Namun justru di situlah letak “perebutan” ini semakin kentara. Israel menolak kehadiran Hamas, bahkan menolak Otoritas Palestina kembali ke Gaza. Netanyahu ingin memastikan bahwa Gaza tidak pernah lagi jadi panggung perlawanan, melainkan kantong yang sepenuhnya dalam kendali militernya. Mesir ingin memainkan peran sebagai pengatur keamanan regional, dengan Yordania ikut menopang. Liga Arab tampil sebagai payung besar, membawa label “Arab” untuk menghaluskan aroma intervensi. Uni Emirat Arab, dengan segala rekam jejak normalisasi, hadir sebagai penjual citra dan uang. Semua bicara atas nama Gaza, tapi di kursi utama tak ada orang Gaza.
Di sinilah absurditas itu menyeruak lebih jelas: mereka semua mengaku membela Gaza, padahal yang mereka perebutkan adalah legitimasi, posisi, dan kuasa. Jika benar membela Gaza, mengapa suara rakyat Gaza tak pernah jadi dasar perundingan? Jika benar untuk kemanusiaan, mengapa yang pertama kali dibahas adalah senjata, bukan anak-anak yang kehilangan masa depan? Bukankah lebih mendesak membicarakan bagaimana membuka jalur bantuan kemanusiaan yang permanen ketimbang siapa yang berhak melatih polisi? Tapi tidak, yang jadi pusat pembahasan justru siapa yang boleh menguasai hari setelah perang.

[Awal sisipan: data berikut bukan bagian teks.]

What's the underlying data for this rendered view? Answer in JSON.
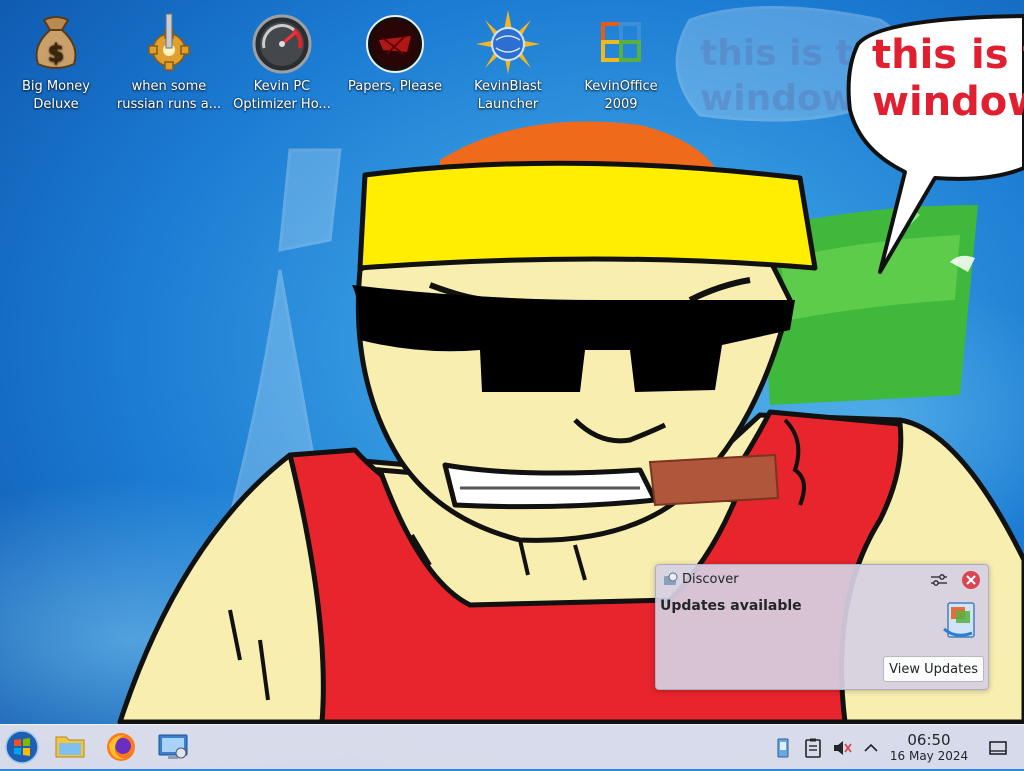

Ironi semakin tebal ketika skandal Qatargate mencuat bersamaan dengan kunjungan Dermer. Ternyata lingkaran dekat Netanyahu dituduh menerima jutaan dolar dari Qatar, negara yang selama ini dituding Israel sebagai penyokong Hamas. Duit itu mengalir untuk kampanye pencitraan pro-Qatar di Israel, masuk ke kantong ajudan dekat Netanyahu, bahkan menyentuh kalangan mantan pejabat keamanan. Jadi siapa sebenarnya yang bermain dua kaki? Hamas yang terang-terangan menolak tunduk, atau elite Israel yang menuding Qatar di depan publik sambil mengantongi dolar Doha di belakang layar? Jika ini bukan bentuk kemunafikan politik, lalu apa lagi namanya?
Bagi saya, situasi ini persis seperti cerita kolonialisme dalam buku sejarah yang dulu kita pelajari di bangku sekolah. Kala itu, kekuatan Eropa membagi wilayah-wilayah jajahan dengan pena di atas peta. Rakyat asli tak pernah ditanya. Mereka sekadar jadi objek. Kini, dengan wajah baru, Gaza sedang diperlakukan serupa. Bedanya hanya pada istilah: dulu disebut mandat atau protektorat, kini diberi label rekonstruksi, stabilisasi, dan keamanan. Tetapi hakikatnya sama: perebutan pengaruh di atas penderitaan rakyat.
Kita di Indonesia pun mengerti betul bagaimana rasanya ketika orang asing menentukan siapa pemimpin yang boleh duduk, siapa yang harus dibuang, siapa yang berhak mengatur tanah kita. Dulu, kata mereka, demi modernisasi atau stabilitas. Kini di Gaza, kata mereka, demi kemanusiaan. Padahal pola yang dipakai tidak pernah berubah: menguasai lewat pintu manis pembangunan.
Saya tak menolak bahwa Gaza butuh rekonstruksi. Itu fakta. Mereka butuh rumah, sekolah, air bersih, listrik. Tapi rekonstruksi tanpa kedaulatan hanyalah ilusi. Apa artinya sekolah megah jika isi pelajarannya ditentukan oleh mereka yang tak pernah merasakan blokade? Apa artinya rumah permanen jika sewaktu-waktu bisa dihancurkan buldoser zionis? Apa artinya pekerjaan baru jika pemimpin yang mereka pilih diganti aparat impor hasil pelatihan luar negeri? Semua itu hanyalah perhiasan palsu—berkilau di permukaan, rapuh di dalam.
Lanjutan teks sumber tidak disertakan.